Dáil debates

Tuesday, 23 June 2015

Leaders' Questions

 

4:00 pm

Photo of Micheál MartinMicheál Martin (Cork South Central, Fianna Fail) | Oireachtas source

From July 2015, lone parents with children aged seven and older will no longer be entitled to the one-parent family payment. This has become known as the Burton cut but, more than that, it is a brutal cut that will plunge thousands more children into consistent poverty, on top of all the other cuts that have affected lone parent families. Up to 30,000 lone parent families will be affected by this particular move. Thousands of those will have severe income reductions as a result, with some losing up to €140 a week. Others, for example, a lone parent working 20 hours a week on a minimum wage, will face a cut of €108 a week.

I do not understand how the Government can even contemplate introducing such a measure at the end of this month. The Taoiseach would know, and Fintan O'Toole put it very well in his article this morning in The Irish Times, that "A lone parent can't ditch a child and go off to work without access to education, childcare and a stable job with a living wage". This cut comes on top of a series of welfare cuts that have affected families, low-income families in particular, and lone parent families.

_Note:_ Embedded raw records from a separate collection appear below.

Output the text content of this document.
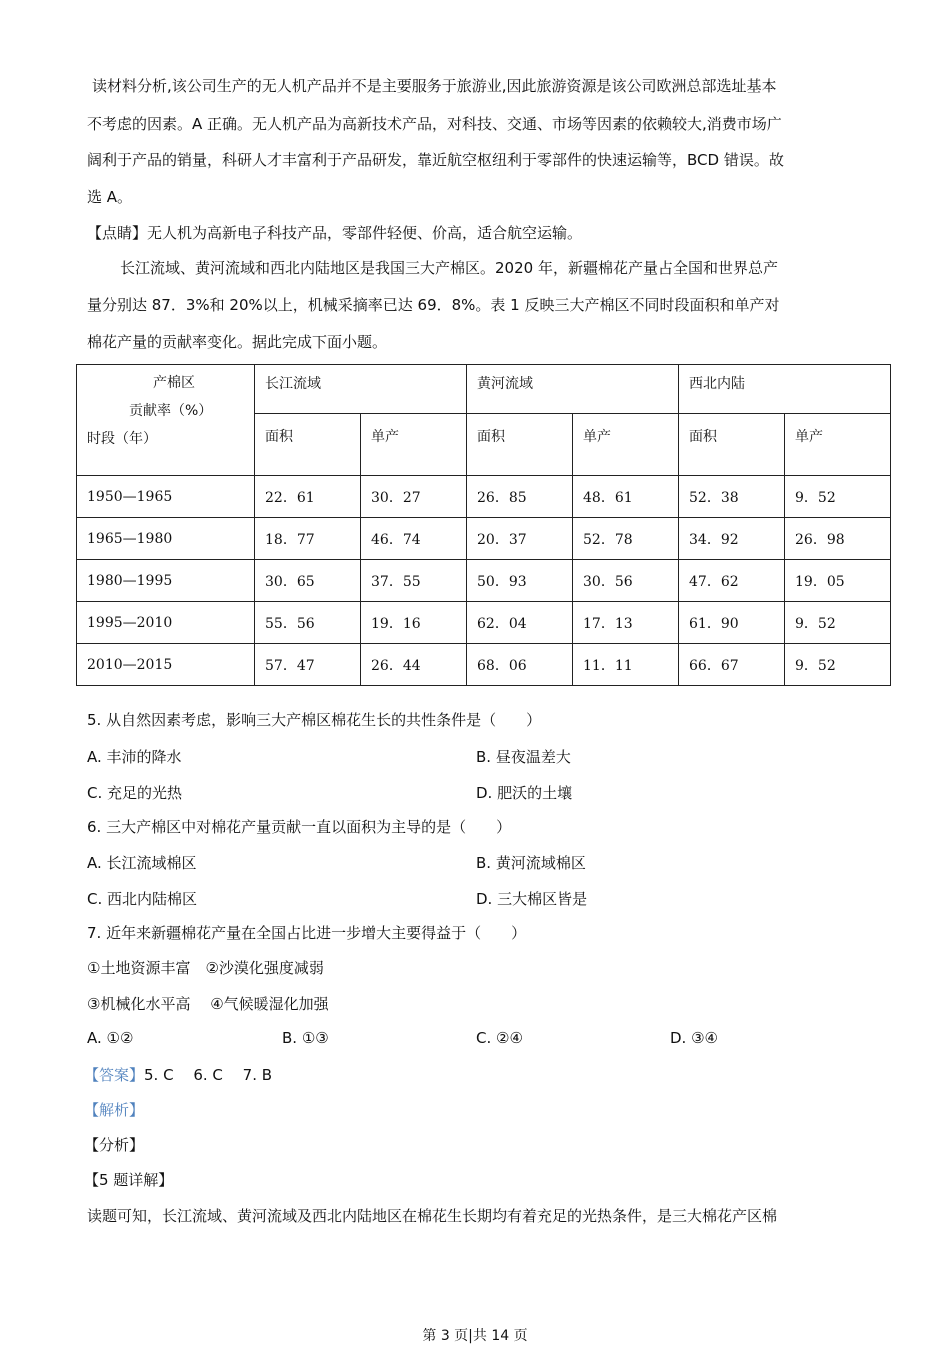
读材料分析,该公司生产的无人机产品并不是主要服务于旅游业,因此旅游资源是该公司欧洲总部选址基本
不考虑的因素。A 正确。无人机产品为高新技术产品，对科技、交通、市场等因素的依赖较大,消费市场广
阔利于产品的销量，科研人才丰富利于产品研发，靠近航空枢纽利于零部件的快速运输等，BCD 错误。故
选 A。
【点睛】无人机为高新电子科技产品，零部件轻便、价高，适合航空运输。
长江流域、黄河流域和西北内陆地区是我国三大产棉区。2020 年，新疆棉花产量占全国和世界总产
量分别达 87．3%和 20%以上，机械采摘率已达 69．8%。表 1 反映三大产棉区不同时段面积和单产对
棉花产量的贡献率变化。据此完成下面小题。
产棉区
贡献率（%）
时段（年）	长江流域		黄河流域		西北内陆	
	面积	单产	面积	单产	面积	单产
1950—1965	22．61	30．27	26．85	48．61	52．38	9．52
1965—1980	18．77	46．74	20．37	52．78	34．92	26．98
1980—1995	30．65	37．55	50．93	30．56	47．62	19．05
1995—2010	55．56	19．16	62．04	17．13	61．90	9．52
2010—2015	57．47	26．44	68．06	11．11	66．67	9．52
5. 从自然因素考虑，影响三大产棉区棉花生长的共性条件是（　　）
A. 丰沛的降水	B. 昼夜温差大
C. 充足的光热	D. 肥沃的土壤
6. 三大产棉区中对棉花产量贡献一直以面积为主导的是（　　）
A. 长江流域棉区	B. 黄河流域棉区
C. 西北内陆棉区	D. 三大棉区皆是
7. 近年来新疆棉花产量在全国占比进一步增大主要得益于（　　）
①土地资源丰富　②沙漠化强度减弱
③机械化水平高　 ④气候暖湿化加强
A. ①②	B. ①③	C. ②④	D. ③④
【答案】5. C　 6. C　 7. B
【解析】
【分析】
【5 题详解】
读题可知，长江流域、黄河流域及西北内陆地区在棉花生长期均有着充足的光热条件，是三大棉花产区棉
第 3 页|共 14 页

The back to school allowance was cut by one third. The income disregard for lone parent families was cut by €147 a week to €90 a week. Community employment schemes, which were availed of significantly by lone parent families, have been gutted. There have been taxation changes that have impacted particularly hard on separated and lone parent families. The issue of access to education has not improved, and we have no Scandinavian child care model. The result of all of that is that consistent child poverty increased from approximately 6.8% in 2008 to almost double that percentage, 12%, in 2013.

The policy is not working. It is not getting lone parents back to work. It is having the opposite impact and it is driving people further out of work and into poverty. Some 60% of lone parents who were getting the one-parent family payment were working part-time outside the home in 2012. In 2014, that had gone down to 36%. My simple question to the Taoiseach is will the Government will reverse this policy and stop its implementation at the commencement of July?